Así que la rutina era la de siempre y este reportero, por ejemplo, se fue al concierto de Isabel Pantoja (porque soy fan, ya lo he contado aquí otras veces) y ahí se mezcló con más de 11 mil personas. El pésimo sonido y la cutre iluminación arruinaron la noche de la tonadillera y expresidiaria en el Palacio de los Deportes (que, para mayor decepción, no se puso la bata de cola ni la peineta y, en consecuencia, tampoco ofreció su amplio repertorio de coplas andaluzas, que era lo que queríamos) y a la salida vio bares y restaurantes llenos de gente, igual que las discotecas durante todo el fin de semana. Las señales de alarma aumentaban, concretamente aquí en Madrid, pero incluso el gobierno alentó a ir a la manifestación del Día de la Mujer.
De un momento a otro, sin embargo, todo se fue al garete. Los enfermos empezaron a contraste en miles, las muertes en cientos, las escuelas se cerraron, se empezó a fomentar el teletrabajo, los mercados bursátiles se cayeron, varias empresas comenzaron a vislumbrar la quiebra y los despidos, algunos políticos anunciaron que estaban infectados, el turismo se esfumó, los congresos y festivales se cancelaron y con ello la industria cultural se puso en peligro. Sólo entonces, tarde, la consigna para toda la población fue no salir de casa.

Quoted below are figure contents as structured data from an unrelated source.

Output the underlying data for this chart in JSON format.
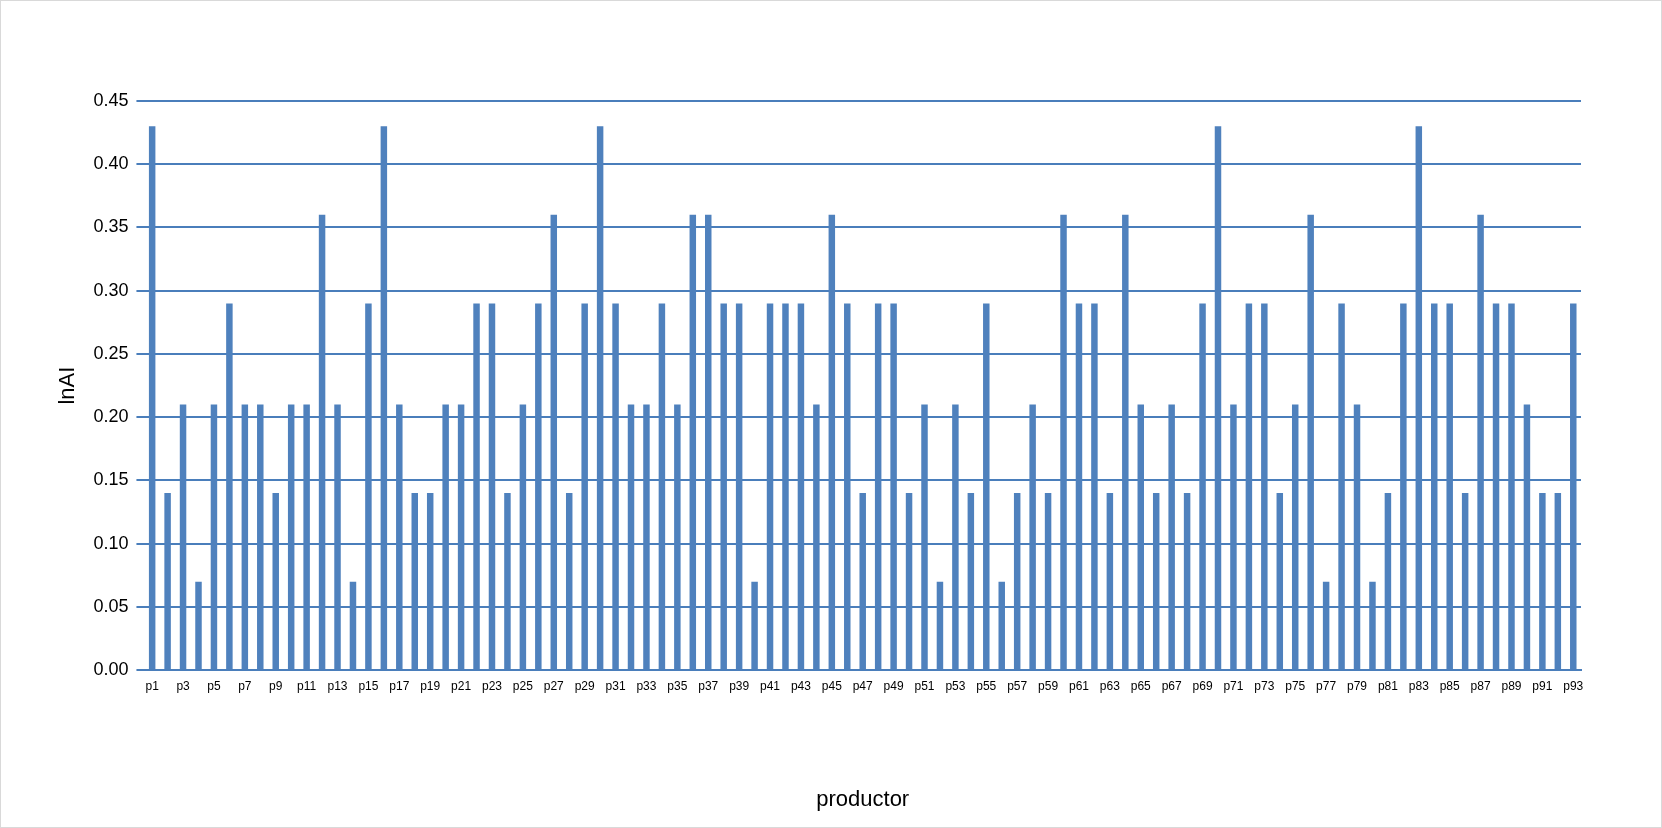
{
  "chart_data": {
    "type": "bar",
    "xlabel": "productor",
    "ylabel": "lnAI",
    "color": "#4f81bd",
    "categories": [
      "p1",
      null,
      "p3",
      null,
      "p5",
      null,
      "p7",
      null,
      "p9",
      null,
      "p11",
      null,
      "p13",
      null,
      "p15",
      null,
      "p17",
      null,
      "p19",
      null,
      "p21",
      null,
      "p23",
      null,
      "p25",
      null,
      "p27",
      null,
      "p29",
      null,
      "p31",
      null,
      "p33",
      null,
      "p35",
      null,
      "p37",
      null,
      "p39",
      null,
      "p41",
      null,
      "p43",
      null,
      "p45",
      null,
      "p47",
      null,
      "p49",
      null,
      "p51",
      null,
      "p53",
      null,
      "p55",
      null,
      "p57",
      null,
      "p59",
      null,
      "p61",
      null,
      "p63",
      null,
      "p65",
      null,
      "p67",
      null,
      "p69",
      null,
      "p71",
      null,
      "p73",
      null,
      "p75",
      null,
      "p77",
      null,
      "p79",
      null,
      "p81",
      null,
      "p83",
      null,
      "p85",
      null,
      "p87",
      null,
      "p89",
      null,
      "p91",
      null,
      "p93"
    ],
    "values": [
      0.43,
      0.14,
      0.21,
      0.07,
      0.21,
      0.29,
      0.21,
      0.21,
      0.14,
      0.21,
      0.21,
      0.36,
      0.21,
      0.07,
      0.29,
      0.43,
      0.21,
      0.14,
      0.14,
      0.21,
      0.21,
      0.29,
      0.29,
      0.14,
      0.21,
      0.29,
      0.36,
      0.14,
      0.29,
      0.43,
      0.29,
      0.21,
      0.21,
      0.29,
      0.21,
      0.36,
      0.36,
      0.29,
      0.29,
      0.07,
      0.29,
      0.29,
      0.29,
      0.21,
      0.36,
      0.29,
      0.14,
      0.29,
      0.29,
      0.14,
      0.21,
      0.07,
      0.21,
      0.14,
      0.29,
      0.07,
      0.14,
      0.21,
      0.14,
      0.36,
      0.29,
      0.29,
      0.14,
      0.36,
      0.21,
      0.14,
      0.21,
      0.14,
      0.29,
      0.43,
      0.21,
      0.29,
      0.29,
      0.14,
      0.21,
      0.36,
      0.07,
      0.29,
      0.21,
      0.07,
      0.14,
      0.29,
      0.43,
      0.29,
      0.29,
      0.14,
      0.36,
      0.29,
      0.29,
      0.21,
      0.14,
      0.14,
      0.29
    ],
    "ylim": [
      0,
      0.45
    ],
    "yticks": [
      {
        "value": 0,
        "label": "0.00"
      },
      {
        "value": 0.05,
        "label": "0.05"
      },
      {
        "value": 0.1,
        "label": "0.10"
      },
      {
        "value": 0.15,
        "label": "0.15"
      },
      {
        "value": 0.2,
        "label": "0.20"
      },
      {
        "value": 0.25,
        "label": "0.25"
      },
      {
        "value": 0.3,
        "label": "0.30"
      },
      {
        "value": 0.35,
        "label": "0.35"
      },
      {
        "value": 0.4,
        "label": "0.40"
      },
      {
        "value": 0.45,
        "label": "0.45"
      }
    ],
    "grid": "y"
  }
}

Y así hemos estado, semiencerrados, saliendo sólo para lo estrictamente necesario, con los programas de televisión alarmándonos o criticando al gobierno por lo que hace o no hace, antes y ahora, recibiendo una avalancha de coronamemes a través de las redes sociales (porque un poco de humor siempre viene bien en estos casos), aplaudiendo desde ventanas y balcones a médicos, transportistas y trabajadores de supermercados y farmacias para agradecer su importante labor y, entre una cosa y otra, descubriendo un amplio abanico de cultura virtual y solidaria.
Porque muchas plataformas de series y películas han puesto sus contenidos a disposición de todos de manera gratuita. Los diarios y revistas nos dan acceso a sus versiones en PDF sin cobrarnos y las bibliotecas públicas han incrementado sus catálogos de libros electrónicos y los sitios web de los museos ofrecen visitas virtuales y muchos cantantes dan conciertos desde sus casas a través de sus respectivos perfiles de Instagram. Nunca como hoy el Apocalipsis fue tan entretenido en el desierto urbano.
Pero, no nos engañemos, cuando todo esto pase (es decir, dentro de unos meses, si bien nos va) el recuento de los daños y el aterrizaje en la realidad nos dejará noqueados. La distopía habrá ganado terreno en la cotidianidad y veremos “normal” la supresión de ciertas libertades, la forma de relacionarnos se alterará, una brutal crisis económica se instalará de manera descarada, quién sabe por cuánto tiempo, y nuestros planes de vida (personal y profesional) se centrarán en la supervivencia. Esa es la puta verdad.